Hydraulic fracturing now makes up two-thirds of all natural gas that is produced. That is the latest from the Energy Information Administration, which also says that natural gas is coming from the Marcellus Shale and Utica Regions, which is mostly in the eastern United States.
What that means for companies — especially those with easy access to the pipelines — is that they will continue to get cheap natural gas for a while, making them increasingly competitive. For those that need natural gas liquids to fuel their manufacturing or chemical processes, they are in luck as well.
Hydraulic fracturing, known as fracking, is the method by which the shale gas is developed from deep underground. A combination of water, sand and chemicals is poured a mile beneath the earth’s surface to exhume the product. Critics say that the foul water resurfaces and effects drinking water supplies. Some studies back up those claims. Many do not.

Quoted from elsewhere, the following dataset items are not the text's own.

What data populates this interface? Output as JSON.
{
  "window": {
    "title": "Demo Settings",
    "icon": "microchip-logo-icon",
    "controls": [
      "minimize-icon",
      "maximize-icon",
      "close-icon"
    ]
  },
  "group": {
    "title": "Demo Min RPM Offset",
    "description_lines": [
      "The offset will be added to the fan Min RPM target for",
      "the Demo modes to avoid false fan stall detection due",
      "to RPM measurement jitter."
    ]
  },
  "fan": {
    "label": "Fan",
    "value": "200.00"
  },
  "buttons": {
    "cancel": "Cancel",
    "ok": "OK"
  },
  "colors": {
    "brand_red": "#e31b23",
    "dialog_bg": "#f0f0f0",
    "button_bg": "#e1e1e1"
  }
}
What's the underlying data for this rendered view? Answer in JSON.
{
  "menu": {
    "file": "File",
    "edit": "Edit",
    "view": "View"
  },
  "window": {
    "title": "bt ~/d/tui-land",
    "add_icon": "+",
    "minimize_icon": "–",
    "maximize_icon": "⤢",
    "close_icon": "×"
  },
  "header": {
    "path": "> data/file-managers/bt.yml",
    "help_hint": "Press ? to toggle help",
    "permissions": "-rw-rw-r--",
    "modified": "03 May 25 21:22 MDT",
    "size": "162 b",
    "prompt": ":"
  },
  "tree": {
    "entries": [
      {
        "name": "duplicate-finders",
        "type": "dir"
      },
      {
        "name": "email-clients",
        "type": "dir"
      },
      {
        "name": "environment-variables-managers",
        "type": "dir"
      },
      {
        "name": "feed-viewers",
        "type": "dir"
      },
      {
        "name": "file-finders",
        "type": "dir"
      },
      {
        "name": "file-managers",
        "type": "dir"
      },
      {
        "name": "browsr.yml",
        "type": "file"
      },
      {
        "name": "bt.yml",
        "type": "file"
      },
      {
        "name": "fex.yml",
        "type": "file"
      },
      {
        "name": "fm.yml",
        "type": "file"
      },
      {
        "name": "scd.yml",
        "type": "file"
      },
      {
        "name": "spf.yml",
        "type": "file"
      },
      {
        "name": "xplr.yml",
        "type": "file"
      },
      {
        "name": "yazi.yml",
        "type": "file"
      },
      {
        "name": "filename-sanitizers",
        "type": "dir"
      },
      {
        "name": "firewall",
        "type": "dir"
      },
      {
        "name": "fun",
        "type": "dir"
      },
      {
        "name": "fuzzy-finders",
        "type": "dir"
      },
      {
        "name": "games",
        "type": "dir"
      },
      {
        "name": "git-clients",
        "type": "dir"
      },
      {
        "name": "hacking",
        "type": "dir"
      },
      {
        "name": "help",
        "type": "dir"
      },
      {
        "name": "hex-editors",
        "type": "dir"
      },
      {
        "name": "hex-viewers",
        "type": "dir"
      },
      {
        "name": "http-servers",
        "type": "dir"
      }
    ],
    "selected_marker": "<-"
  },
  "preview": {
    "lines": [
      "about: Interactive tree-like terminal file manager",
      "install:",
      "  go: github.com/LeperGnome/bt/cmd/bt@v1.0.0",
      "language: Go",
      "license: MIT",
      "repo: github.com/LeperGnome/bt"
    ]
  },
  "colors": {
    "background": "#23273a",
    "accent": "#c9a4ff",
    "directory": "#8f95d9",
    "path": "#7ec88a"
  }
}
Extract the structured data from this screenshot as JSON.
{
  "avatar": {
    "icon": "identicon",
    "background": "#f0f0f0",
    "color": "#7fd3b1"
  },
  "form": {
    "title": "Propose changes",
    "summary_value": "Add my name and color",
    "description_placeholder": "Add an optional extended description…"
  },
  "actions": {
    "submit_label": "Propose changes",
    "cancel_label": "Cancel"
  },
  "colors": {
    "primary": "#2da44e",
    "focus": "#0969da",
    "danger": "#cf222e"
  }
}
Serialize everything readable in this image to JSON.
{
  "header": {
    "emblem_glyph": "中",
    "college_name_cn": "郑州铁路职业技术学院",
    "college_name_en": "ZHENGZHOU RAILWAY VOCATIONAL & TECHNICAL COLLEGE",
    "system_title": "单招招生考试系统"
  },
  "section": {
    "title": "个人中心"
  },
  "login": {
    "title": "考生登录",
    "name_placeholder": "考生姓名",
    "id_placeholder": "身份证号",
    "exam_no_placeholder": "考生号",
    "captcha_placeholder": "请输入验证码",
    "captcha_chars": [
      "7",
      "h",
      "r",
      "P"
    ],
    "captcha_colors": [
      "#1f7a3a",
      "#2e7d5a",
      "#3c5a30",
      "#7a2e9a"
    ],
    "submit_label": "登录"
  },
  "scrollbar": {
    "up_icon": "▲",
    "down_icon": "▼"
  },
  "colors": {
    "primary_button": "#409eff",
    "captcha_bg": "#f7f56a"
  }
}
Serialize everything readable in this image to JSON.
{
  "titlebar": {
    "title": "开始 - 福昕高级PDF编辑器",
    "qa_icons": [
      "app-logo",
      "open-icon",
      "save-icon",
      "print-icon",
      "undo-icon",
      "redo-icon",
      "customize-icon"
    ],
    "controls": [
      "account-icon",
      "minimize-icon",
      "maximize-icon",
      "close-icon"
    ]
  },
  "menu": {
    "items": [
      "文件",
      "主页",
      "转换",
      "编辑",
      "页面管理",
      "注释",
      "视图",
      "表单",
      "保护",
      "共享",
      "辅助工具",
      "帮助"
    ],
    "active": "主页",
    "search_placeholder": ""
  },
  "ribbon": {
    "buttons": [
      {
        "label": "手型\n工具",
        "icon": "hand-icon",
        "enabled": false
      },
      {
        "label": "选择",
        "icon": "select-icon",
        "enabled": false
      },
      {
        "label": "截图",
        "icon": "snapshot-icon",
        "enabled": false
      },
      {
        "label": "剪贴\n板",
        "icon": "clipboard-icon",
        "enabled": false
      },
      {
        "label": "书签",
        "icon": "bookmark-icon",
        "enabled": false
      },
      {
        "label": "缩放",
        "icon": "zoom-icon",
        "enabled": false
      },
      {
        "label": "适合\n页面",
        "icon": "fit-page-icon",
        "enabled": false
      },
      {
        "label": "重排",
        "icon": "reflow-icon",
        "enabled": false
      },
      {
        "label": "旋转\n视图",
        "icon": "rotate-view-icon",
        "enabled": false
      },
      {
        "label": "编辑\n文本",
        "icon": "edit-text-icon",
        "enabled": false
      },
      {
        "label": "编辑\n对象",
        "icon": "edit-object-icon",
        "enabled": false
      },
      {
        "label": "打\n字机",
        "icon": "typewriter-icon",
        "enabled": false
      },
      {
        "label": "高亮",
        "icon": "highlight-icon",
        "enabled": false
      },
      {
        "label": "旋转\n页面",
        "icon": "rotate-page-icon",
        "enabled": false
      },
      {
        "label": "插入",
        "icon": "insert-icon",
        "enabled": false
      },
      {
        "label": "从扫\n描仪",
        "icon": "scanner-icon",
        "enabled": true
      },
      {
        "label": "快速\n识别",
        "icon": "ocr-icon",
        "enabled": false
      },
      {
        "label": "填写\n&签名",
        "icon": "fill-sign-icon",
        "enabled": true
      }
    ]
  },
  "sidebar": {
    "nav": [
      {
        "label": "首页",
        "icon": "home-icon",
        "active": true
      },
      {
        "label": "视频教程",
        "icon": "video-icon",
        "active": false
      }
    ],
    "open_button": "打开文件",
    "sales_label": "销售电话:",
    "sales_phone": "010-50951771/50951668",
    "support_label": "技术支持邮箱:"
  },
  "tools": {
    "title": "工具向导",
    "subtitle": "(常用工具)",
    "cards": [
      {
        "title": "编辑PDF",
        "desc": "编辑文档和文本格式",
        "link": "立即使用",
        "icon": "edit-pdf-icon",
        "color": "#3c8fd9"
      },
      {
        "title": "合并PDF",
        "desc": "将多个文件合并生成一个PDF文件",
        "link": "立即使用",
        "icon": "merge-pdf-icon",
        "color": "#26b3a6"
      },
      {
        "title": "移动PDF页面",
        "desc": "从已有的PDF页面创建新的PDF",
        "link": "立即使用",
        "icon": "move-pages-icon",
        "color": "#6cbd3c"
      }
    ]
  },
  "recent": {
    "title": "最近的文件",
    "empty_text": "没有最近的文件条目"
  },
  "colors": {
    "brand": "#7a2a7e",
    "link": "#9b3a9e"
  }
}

According to the Energy Information Administration, in 2000, approximately 26,000 hydraulically fractured wells produced 3.6 billion cubic per day (Bcf/d) of marketed gas in the United States, making up less than 7% of the national total. By 2015, the number of hydraulically fractured wells had grown to an estimated 300,000, and production from those wells had grown to more than 53 Bcf/d, making up about 67% of the total natural gas output of the United States.
To compile its data, it used research from IHS Global Insight and Drilling Info Inc. Those studies also said that shale oil retrieved through fracking accounts for half of all US oil production.